Nonetheless, he chose us and in essence ended his career. He was still employed, mind you, but he was now in the “lackey" role mom wanted so that he’d be off at 5 and home for the evening as required to save the family.
Mother hadn’t fully calculated the cost of what she was asking. I was a kid and didn’t know how big the CEO-to-grunt salary switch actually was, but I did know that we had money before and now we didn’t. Honestly, I didn’t care all that much until dad set a budget for clothing for the coming school year.
When we had arrived from a small town in Central Texas to the suburbs of Portland, Oregon, just in time for school the previous year, we’d been fish out of water (yawl for sure know what I mean). On top of a distinct twang, I sported buckets of brylcreem, something pretty normal back home but which led to beads of water forming on my head out there. It had taken most of the year to make friends and find acceptance.
And now, I was about to become a proxy in the war.
Mom had determined that dad was setting such a small clothing budget just to make a point. So she schemed a counterpoint; she’d be making our clothes that year. In response to our loud wailing she instructed us to see our father and he sent us back to her. He informed us he had never said for her to make our clothes. But she was, and I didn’t see any denim when she came home from the fabric store.
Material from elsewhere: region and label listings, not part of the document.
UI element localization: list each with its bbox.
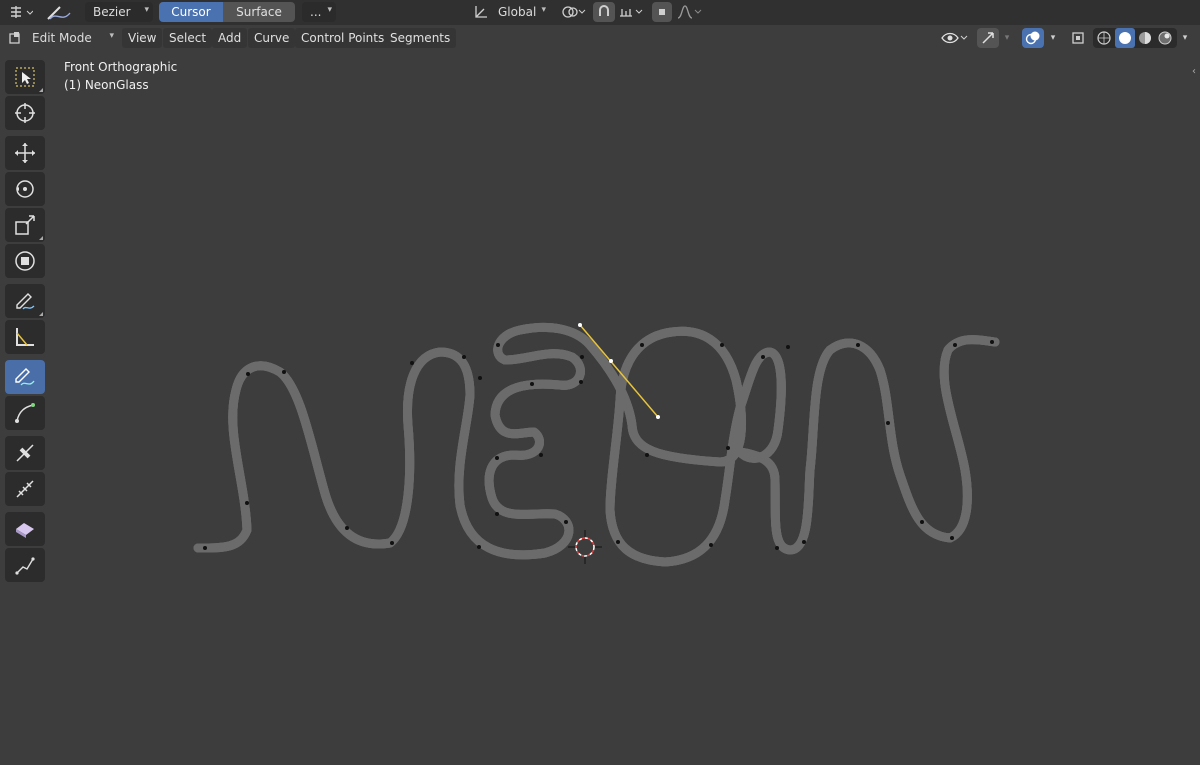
placement-surface-button[interactable]: Surface: [223, 2, 295, 22]
rendered-shading-icon[interactable]: [1157, 30, 1173, 49]
pivot-point-icon[interactable]: [560, 3, 588, 21]
menu-add[interactable]: Add: [212, 28, 248, 48]
more-options-label: ...: [310, 5, 322, 19]
shading-dropdown-icon[interactable]: ▾: [1178, 28, 1192, 48]
viewport-canvas[interactable]: [50, 52, 1200, 765]
tool-radius[interactable]: [5, 472, 45, 506]
menu-control-points[interactable]: Control Points: [295, 28, 391, 48]
tool-smooth[interactable]: [5, 548, 45, 582]
curve-type-dropdown[interactable]: Bezier ▾: [85, 2, 153, 22]
proportional-edit-icon[interactable]: [652, 2, 672, 22]
snap-toggle-icon[interactable]: [593, 2, 615, 22]
3d-cursor-icon[interactable]: [568, 530, 602, 564]
wireframe-shading-icon[interactable]: [1096, 30, 1112, 49]
tool-draw[interactable]: [5, 360, 45, 394]
chevron-down-icon: ▾: [541, 5, 546, 15]
move-icon: [15, 143, 35, 163]
overlays-dropdown-icon[interactable]: ▾: [1046, 28, 1060, 48]
editor-type-icon[interactable]: [6, 3, 34, 21]
placement-cursor-button[interactable]: Cursor: [159, 2, 223, 22]
more-options-dropdown[interactable]: ... ▾: [302, 2, 336, 22]
chevron-down-icon: ▾: [327, 5, 332, 15]
snap-target-icon[interactable]: [617, 3, 645, 21]
mode-dropdown[interactable]: Edit Mode ▾: [24, 28, 118, 48]
draw-tool-icon[interactable]: [44, 1, 74, 23]
xray-toggle-icon[interactable]: [1068, 28, 1088, 48]
material-shading-icon[interactable]: [1137, 30, 1153, 49]
tool-tilt[interactable]: [5, 436, 45, 470]
chevron-down-icon: ▾: [109, 31, 114, 41]
tool-select-box[interactable]: [5, 60, 45, 94]
falloff-icon[interactable]: [675, 3, 703, 21]
annotate-icon: [16, 293, 35, 310]
tool-transform[interactable]: [5, 244, 45, 278]
mode-value: Edit Mode: [32, 31, 92, 45]
pen-curve-icon: [15, 403, 35, 423]
tool-settings-bar: Bezier ▾ Cursor Surface ... ▾ Global ▾: [0, 0, 1200, 25]
tool-rotate[interactable]: [5, 172, 45, 206]
select-box-icon: [15, 67, 35, 87]
tool-annotate[interactable]: [5, 284, 45, 318]
orientation-value: Global: [498, 5, 537, 19]
orientation-dropdown[interactable]: Global ▾: [490, 2, 550, 22]
solid-shading-icon[interactable]: [1115, 28, 1135, 48]
tool-pen[interactable]: [5, 396, 45, 430]
scale-icon: [15, 215, 35, 235]
curve-type-value: Bezier: [93, 5, 131, 19]
tool-cursor[interactable]: [5, 96, 45, 130]
overlays-icon[interactable]: [1022, 28, 1044, 48]
tool-scale[interactable]: [5, 208, 45, 242]
transform-icon: [15, 251, 35, 271]
extrude-icon: [16, 523, 34, 538]
measure-icon: [16, 328, 34, 346]
shading-group: [1093, 28, 1177, 48]
menu-segments[interactable]: Segments: [384, 28, 457, 48]
tool-move[interactable]: [5, 136, 45, 170]
draw-curve-icon: [15, 368, 35, 386]
chevron-down-icon: ▾: [144, 5, 149, 15]
visibility-eye-icon[interactable]: [940, 28, 970, 48]
menu-select[interactable]: Select: [163, 28, 213, 48]
menu-view[interactable]: View: [122, 28, 163, 48]
cursor-icon: [15, 103, 35, 123]
tool-measure[interactable]: [5, 320, 45, 354]
tilt-icon: [16, 444, 34, 462]
gizmo-dropdown-icon[interactable]: ▾: [1001, 28, 1013, 48]
radius-icon: [16, 480, 34, 498]
transform-orientation-icon[interactable]: [472, 3, 490, 21]
control-points[interactable]: [203, 340, 994, 550]
menu-curve[interactable]: Curve: [248, 28, 296, 48]
neon-curve[interactable]: [193, 327, 1000, 567]
mode-icon: [7, 30, 25, 48]
tool-extrude[interactable]: [5, 512, 45, 546]
rotate-icon: [16, 180, 34, 198]
vertex-path-icon: [15, 557, 35, 575]
gizmo-icon[interactable]: [977, 28, 999, 48]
Mom measured all of us, bought some patterns and disappeared for a few days. In fairness, she was a pretty good seamstress and had made many of my sister's clothes through the years even though buying them had always been an option. But apart from perhaps a pair of pajamas or two, my clothes had come from the store.
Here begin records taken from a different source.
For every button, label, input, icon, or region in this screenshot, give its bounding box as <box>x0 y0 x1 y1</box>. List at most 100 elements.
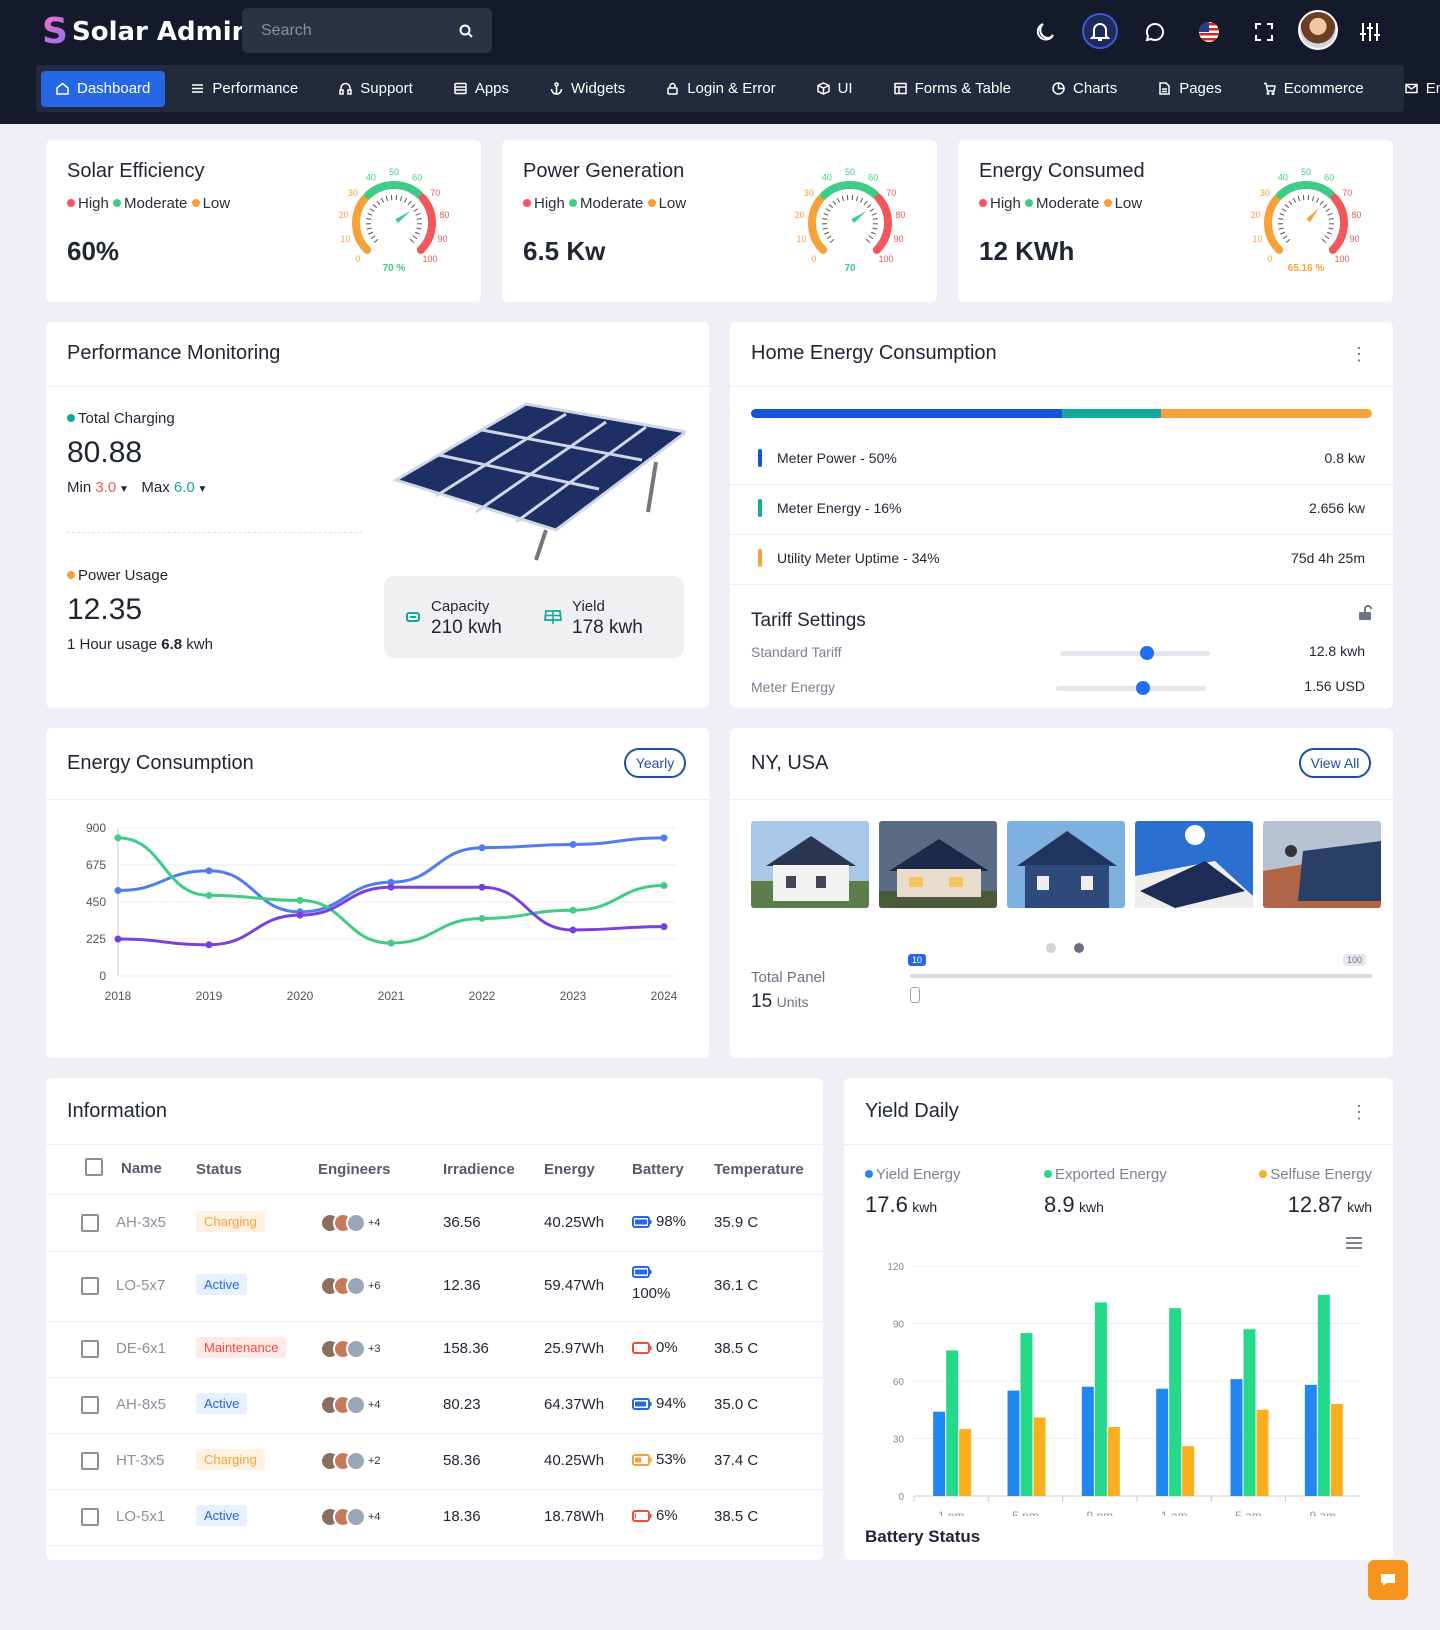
gauge-tick <box>1292 197 1297 203</box>
house-image-4[interactable] <box>1135 821 1253 908</box>
chat-fab-button[interactable] <box>1368 1560 1408 1600</box>
nav-forms-table[interactable]: Forms & Table <box>879 71 1026 107</box>
more-vert-icon[interactable]: ⋮ <box>1350 344 1368 365</box>
status-badge: Charging <box>196 1449 265 1470</box>
nav-pages[interactable]: Pages <box>1143 71 1237 107</box>
house-image-1[interactable] <box>751 821 869 908</box>
carousel-dot-1[interactable] <box>1046 943 1056 953</box>
nav-emails[interactable]: Emails <box>1390 71 1440 107</box>
select-all-checkbox[interactable] <box>85 1158 103 1176</box>
row-checkbox[interactable] <box>81 1277 99 1295</box>
avatar <box>346 1276 366 1296</box>
tariff-slider-handle[interactable] <box>1136 681 1150 695</box>
solar-grid-icon <box>544 610 562 624</box>
gauge-tick <box>1285 238 1291 244</box>
nav-charts[interactable]: Charts <box>1037 71 1132 107</box>
gauge-tick <box>367 213 373 216</box>
unlock-icon[interactable] <box>1357 605 1373 621</box>
nav-apps[interactable]: Apps <box>439 71 524 107</box>
tariff-slider-track[interactable] <box>1060 651 1210 656</box>
panel-slider-track[interactable] <box>910 974 1372 978</box>
nav-ui[interactable]: UI <box>802 71 868 107</box>
gauge-tick-label: 90 <box>893 234 903 244</box>
carousel-dot-2[interactable] <box>1074 943 1084 953</box>
row-checkbox[interactable] <box>81 1452 99 1470</box>
y-tick-label: 450 <box>86 895 106 909</box>
performance-monitoring-card: Performance Monitoring Total Charging 80… <box>46 322 709 708</box>
nav-ecommerce[interactable]: Ecommerce <box>1248 71 1379 107</box>
column-header[interactable]: Irradience <box>443 1161 515 1178</box>
column-header[interactable]: Battery <box>632 1161 684 1178</box>
gauge-tick-label: 10 <box>796 234 806 244</box>
row-checkbox[interactable] <box>81 1214 99 1232</box>
tariff-slider-handle[interactable] <box>1140 646 1154 660</box>
battery-icon <box>632 1266 652 1278</box>
row-checkbox[interactable] <box>81 1396 99 1414</box>
more-vert-icon[interactable]: ⋮ <box>1350 1102 1368 1123</box>
yield-label: Yield <box>572 598 605 615</box>
column-header[interactable]: Status <box>196 1161 242 1178</box>
engineer-avatars[interactable]: +6 <box>320 1276 390 1296</box>
solar-panel-image <box>392 402 686 561</box>
settings-sliders-icon[interactable] <box>1352 14 1388 50</box>
meter-value: 75d 4h 25m <box>1291 550 1365 566</box>
energy-segment <box>751 409 1062 418</box>
engineer-avatars[interactable]: +2 <box>320 1451 390 1471</box>
nav-login-error[interactable]: Login & Error <box>651 71 790 107</box>
engineer-avatars[interactable]: +4 <box>320 1507 390 1527</box>
gauge-tick <box>824 231 830 235</box>
y-tick-label: 225 <box>86 932 106 946</box>
gauge-moderate-arc <box>819 181 881 200</box>
row-checkbox[interactable] <box>81 1508 99 1526</box>
engineer-avatars[interactable]: +4 <box>320 1395 390 1415</box>
search-icon[interactable] <box>459 24 473 38</box>
house-image-2[interactable] <box>879 821 997 908</box>
logo[interactable]: S Solar Admin <box>42 12 250 52</box>
nav-dashboard[interactable]: Dashboard <box>41 70 166 107</box>
yield-value: 178 kwh <box>572 617 643 638</box>
column-header[interactable]: Engineers <box>318 1161 391 1178</box>
min-label: Min <box>67 479 92 496</box>
engineer-avatars[interactable]: +4 <box>320 1213 390 1233</box>
column-header[interactable]: Energy <box>544 1161 595 1178</box>
lock-icon <box>667 82 678 95</box>
gauge-tick-label: 20 <box>795 210 805 220</box>
engineer-avatars[interactable]: +3 <box>320 1339 390 1359</box>
fullscreen-icon[interactable] <box>1246 14 1282 50</box>
max-value: 6.0 <box>173 479 195 496</box>
gauge-tick-label: 40 <box>366 173 376 183</box>
user-avatar[interactable] <box>1298 10 1338 50</box>
bell-icon[interactable] <box>1082 13 1118 49</box>
battery-icon <box>632 1341 652 1354</box>
search-input[interactable] <box>261 21 441 40</box>
view-all-button[interactable]: View All <box>1299 748 1371 778</box>
avatar <box>346 1507 366 1527</box>
capacity-yield-box: Capacity 210 kwh Yield 178 kwh <box>384 576 684 658</box>
yearly-button[interactable]: Yearly <box>624 748 686 778</box>
nav-performance[interactable]: Performance <box>176 71 313 107</box>
nav-widgets[interactable]: Widgets <box>535 71 640 107</box>
data-point <box>114 935 122 943</box>
gauge-needle <box>1306 207 1320 223</box>
chat-icon[interactable] <box>1137 14 1173 50</box>
gauge-tick <box>370 235 376 240</box>
house-image-5[interactable] <box>1263 821 1381 908</box>
column-header[interactable]: Name <box>121 1160 162 1177</box>
tariff-slider-track[interactable] <box>1056 686 1206 691</box>
us-flag-icon[interactable] <box>1191 14 1227 50</box>
gauge-tick <box>416 218 422 220</box>
battery-icon <box>632 1397 652 1410</box>
gauge-tick <box>865 238 871 244</box>
panel-slider-handle[interactable] <box>910 987 920 1003</box>
nav-support[interactable]: Support <box>324 71 428 107</box>
extra-count: +3 <box>368 1343 381 1355</box>
gauge-high-arc <box>416 193 436 254</box>
headset-icon <box>339 82 353 95</box>
row-checkbox[interactable] <box>81 1340 99 1358</box>
total-panel-label: Total Panel <box>751 969 826 986</box>
column-header[interactable]: Temperature <box>714 1161 804 1178</box>
house-image-3[interactable] <box>1007 821 1125 908</box>
energy-consumed-card: Energy Consumed High Moderate Low 12 KWh… <box>958 140 1393 302</box>
dark-mode-icon[interactable] <box>1027 14 1063 50</box>
anchor-icon <box>550 82 563 95</box>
My sisters fared well. There were new dresses, flare-legged pants suits, and disturbingly brightly clashing fabrics … everything a girl in the 70s might hope for.
But then it was my turn. There were a couple of shirts that would have been nice if I’d been my grandfather but no sixth grade boy could have emerged unscarred from what was handed to me next. My “blue jeans” were made out of navy blue, double-knit fabric. If that weren’t enough torture, the zipper in the front was an invisible one with a dangling pull. I was horrified.
And then, I foolishly joined the war by announcing I would not be wearing them.
The nuclear arsenal had been activated and it was pointed at me. I WOULD be wearing them and would do so the next evening to the back-to-school welcoming event. I looked at dad. He looked at the nuclear arsenal. I donned the polyester pants and headed for my demise.
By the time the program was over, thankfully darkness had set in and no one could see what I was wearing. As sixth grade boys are prone to do, my friends chased one another through the playground and parking lot. I still do not know why – perhaps it was simply divine intervention – I stumbled and landed on one knee. The polyester rolled up around a most beautiful hole in my “jeans.”
To this day I’m accused of intentionally skinning my knee that night. That’s not true. But Lord knows, that’s only because I hadn’t thought of it.